İş fikri mi önemli iş modeli mi yoksa süreklilik mİ? İşte Girişimleri tüketen gençlik hastalıkları
Ülke olarak eteğimizdeki taşları döktük; “bütün iyi sözler söylendi, bütün iyi filmler çekildi” önermesi gibi, olası bütün fikirler masada. Bir startup’a dönüşebilecek hemen bütün fikirlerimizi ya arkadaş ortamında ya 100.000 USD’ye Twitter yakalamaya çalışan “melek” yatırımcının masasında ya da bir VC şirketinin şık bir sunum etkinliğinde tükettik.
Yeni fikirler mutlaka çıkacaktır, ihtiyaçların sonsuz bir eğrisi var sonuçta ama artık girişimlerin nasıl büyütülmesi gerektiğini konuşabiliriz diye düşünüyorum.
Herkesin mutabık olduğu konu; artık fikir değil uygulama evrenindeyiz. Fikirden çok uygulama-iş modeli-yönetimsel beceriler ön planda (hep öyleydi aslında, duvara çarpana kadar görmezden geldik hepsi o).

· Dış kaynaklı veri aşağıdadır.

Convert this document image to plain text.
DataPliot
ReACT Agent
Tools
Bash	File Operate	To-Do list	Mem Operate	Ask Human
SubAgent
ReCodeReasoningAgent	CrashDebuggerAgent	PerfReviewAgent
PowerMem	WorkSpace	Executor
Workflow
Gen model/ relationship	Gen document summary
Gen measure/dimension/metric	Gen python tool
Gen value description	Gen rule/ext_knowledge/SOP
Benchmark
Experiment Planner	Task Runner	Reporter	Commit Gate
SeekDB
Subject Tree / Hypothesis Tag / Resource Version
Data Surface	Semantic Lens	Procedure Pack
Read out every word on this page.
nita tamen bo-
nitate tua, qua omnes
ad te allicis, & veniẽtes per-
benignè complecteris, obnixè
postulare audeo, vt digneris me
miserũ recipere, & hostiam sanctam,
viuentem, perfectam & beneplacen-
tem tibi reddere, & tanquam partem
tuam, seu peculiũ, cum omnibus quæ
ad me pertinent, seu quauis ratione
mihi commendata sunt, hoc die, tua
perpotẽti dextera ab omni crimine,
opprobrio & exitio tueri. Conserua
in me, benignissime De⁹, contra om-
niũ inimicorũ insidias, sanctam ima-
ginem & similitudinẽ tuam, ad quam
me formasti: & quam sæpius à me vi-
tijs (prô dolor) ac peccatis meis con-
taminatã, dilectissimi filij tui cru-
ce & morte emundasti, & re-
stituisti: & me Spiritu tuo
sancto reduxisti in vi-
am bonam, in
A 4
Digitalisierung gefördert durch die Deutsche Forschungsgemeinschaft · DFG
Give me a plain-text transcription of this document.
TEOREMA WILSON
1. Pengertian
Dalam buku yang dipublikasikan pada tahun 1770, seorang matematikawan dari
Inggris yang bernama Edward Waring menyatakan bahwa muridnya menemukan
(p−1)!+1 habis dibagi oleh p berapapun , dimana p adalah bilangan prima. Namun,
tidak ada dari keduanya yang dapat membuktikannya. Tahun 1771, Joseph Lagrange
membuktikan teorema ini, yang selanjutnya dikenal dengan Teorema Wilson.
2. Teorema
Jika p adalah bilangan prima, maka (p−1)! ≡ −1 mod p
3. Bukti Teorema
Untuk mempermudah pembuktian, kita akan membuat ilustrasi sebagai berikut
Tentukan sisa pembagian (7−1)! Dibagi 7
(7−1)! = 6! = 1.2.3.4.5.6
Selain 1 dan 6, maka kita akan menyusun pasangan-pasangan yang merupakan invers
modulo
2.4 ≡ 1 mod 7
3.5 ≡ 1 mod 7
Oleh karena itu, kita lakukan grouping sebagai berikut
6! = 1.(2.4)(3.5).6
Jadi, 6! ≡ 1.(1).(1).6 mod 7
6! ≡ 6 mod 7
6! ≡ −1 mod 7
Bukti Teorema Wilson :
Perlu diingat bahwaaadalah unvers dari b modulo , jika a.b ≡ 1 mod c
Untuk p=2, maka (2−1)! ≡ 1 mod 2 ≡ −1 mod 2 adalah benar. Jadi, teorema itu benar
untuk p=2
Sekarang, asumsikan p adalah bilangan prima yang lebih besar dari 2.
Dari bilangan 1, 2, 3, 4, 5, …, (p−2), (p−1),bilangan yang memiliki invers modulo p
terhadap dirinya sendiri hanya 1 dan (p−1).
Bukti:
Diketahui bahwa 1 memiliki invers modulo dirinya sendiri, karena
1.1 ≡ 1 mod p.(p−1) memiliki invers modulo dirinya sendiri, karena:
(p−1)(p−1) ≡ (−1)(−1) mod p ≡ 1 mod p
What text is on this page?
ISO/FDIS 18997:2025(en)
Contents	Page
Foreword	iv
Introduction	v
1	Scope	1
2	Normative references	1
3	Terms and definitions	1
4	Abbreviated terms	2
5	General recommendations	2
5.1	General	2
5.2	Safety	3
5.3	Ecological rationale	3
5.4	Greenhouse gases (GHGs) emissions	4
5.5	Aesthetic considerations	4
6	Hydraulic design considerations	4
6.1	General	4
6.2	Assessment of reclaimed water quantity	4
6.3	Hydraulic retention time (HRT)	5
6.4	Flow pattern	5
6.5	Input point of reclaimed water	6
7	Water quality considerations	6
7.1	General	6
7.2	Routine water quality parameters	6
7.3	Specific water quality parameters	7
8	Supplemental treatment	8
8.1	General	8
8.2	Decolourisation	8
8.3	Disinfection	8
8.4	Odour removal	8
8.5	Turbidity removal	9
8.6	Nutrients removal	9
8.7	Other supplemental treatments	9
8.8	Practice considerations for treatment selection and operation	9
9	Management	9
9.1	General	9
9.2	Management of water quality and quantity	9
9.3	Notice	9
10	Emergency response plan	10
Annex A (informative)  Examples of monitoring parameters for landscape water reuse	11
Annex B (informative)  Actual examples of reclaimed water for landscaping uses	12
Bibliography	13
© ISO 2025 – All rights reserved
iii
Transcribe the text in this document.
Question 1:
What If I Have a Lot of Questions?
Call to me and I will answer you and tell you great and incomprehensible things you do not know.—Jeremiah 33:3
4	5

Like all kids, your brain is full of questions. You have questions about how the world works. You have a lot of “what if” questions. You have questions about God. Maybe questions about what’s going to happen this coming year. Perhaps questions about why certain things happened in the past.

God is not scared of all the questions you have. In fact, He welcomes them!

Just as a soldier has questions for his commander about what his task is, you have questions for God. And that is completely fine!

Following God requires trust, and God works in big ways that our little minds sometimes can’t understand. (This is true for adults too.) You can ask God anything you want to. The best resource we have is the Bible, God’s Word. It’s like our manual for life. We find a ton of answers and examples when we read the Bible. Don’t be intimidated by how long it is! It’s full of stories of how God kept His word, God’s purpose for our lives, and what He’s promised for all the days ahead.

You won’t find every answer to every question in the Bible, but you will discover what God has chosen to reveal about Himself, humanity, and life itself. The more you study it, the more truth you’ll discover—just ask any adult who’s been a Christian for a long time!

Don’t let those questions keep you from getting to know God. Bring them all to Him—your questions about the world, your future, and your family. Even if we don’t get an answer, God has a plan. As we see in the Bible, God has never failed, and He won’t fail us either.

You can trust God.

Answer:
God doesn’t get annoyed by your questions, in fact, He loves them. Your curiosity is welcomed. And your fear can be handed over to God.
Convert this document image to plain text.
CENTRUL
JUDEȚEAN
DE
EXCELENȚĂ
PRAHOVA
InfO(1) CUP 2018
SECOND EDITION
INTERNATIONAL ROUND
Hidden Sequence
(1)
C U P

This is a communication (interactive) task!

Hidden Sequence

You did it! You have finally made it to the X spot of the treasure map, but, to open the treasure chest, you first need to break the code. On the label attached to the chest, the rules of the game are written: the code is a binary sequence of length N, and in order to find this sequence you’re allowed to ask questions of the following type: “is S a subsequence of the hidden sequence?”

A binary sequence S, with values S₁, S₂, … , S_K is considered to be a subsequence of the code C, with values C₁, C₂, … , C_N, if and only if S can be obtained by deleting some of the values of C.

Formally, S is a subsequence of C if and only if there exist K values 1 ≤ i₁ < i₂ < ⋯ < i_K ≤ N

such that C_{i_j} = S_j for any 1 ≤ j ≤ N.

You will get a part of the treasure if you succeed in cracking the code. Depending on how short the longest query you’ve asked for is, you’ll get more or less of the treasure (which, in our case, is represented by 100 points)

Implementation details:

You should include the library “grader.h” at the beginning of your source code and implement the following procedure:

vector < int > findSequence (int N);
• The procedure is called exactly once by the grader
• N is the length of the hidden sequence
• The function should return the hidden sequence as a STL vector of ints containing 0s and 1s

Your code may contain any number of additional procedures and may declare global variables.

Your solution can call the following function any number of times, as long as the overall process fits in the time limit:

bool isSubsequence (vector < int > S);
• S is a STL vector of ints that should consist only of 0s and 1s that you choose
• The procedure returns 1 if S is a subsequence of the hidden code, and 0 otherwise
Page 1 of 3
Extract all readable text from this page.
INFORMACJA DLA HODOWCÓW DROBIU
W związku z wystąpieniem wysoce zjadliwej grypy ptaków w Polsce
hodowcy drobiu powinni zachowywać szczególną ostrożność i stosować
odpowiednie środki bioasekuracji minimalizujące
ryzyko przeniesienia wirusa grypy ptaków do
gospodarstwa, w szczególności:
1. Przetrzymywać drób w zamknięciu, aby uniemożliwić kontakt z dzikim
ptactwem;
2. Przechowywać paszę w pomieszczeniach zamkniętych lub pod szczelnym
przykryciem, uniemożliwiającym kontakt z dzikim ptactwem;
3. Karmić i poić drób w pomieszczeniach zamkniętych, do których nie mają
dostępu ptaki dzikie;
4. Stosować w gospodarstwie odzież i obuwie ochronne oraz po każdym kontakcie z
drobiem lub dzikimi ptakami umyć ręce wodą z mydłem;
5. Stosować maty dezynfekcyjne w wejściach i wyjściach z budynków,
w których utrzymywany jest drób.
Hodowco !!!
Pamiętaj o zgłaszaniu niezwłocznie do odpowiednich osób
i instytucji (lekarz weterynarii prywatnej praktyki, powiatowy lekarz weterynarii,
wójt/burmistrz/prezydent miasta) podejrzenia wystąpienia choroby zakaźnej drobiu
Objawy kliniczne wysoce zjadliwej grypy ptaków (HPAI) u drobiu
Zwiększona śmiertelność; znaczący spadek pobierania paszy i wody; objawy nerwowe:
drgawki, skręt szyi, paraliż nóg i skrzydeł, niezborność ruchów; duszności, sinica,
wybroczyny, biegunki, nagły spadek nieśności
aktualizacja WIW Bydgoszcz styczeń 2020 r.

İhtiyacı olan finansmanı bularak gerçek bir startup’a dönüşen şanslı azınlık (mutlu demeyi çok isterdim) nasıl oluyorda gerçek bir şirket gibi sürekli kar ve organizasyonel büyüme üreten bir organizmaya dönüşemiyor.
Ben, start-up’ların adeta gençlik hastalığı olan, gözlemlediğim 5 temel hastalık türünü yazacağım. Bu hastalıkların kötü beslenme, kalıtımsal etkiler gibi kök sebeplerine değinmeden..
Ben gençlik hastalığı dedim şirket hayatı açısından ama belki de bazıları doğumdan gelen bir tür anomali, şu Türk filmlerindeki, tedavisi uzak diyarlarda olanlardan, karar sizin…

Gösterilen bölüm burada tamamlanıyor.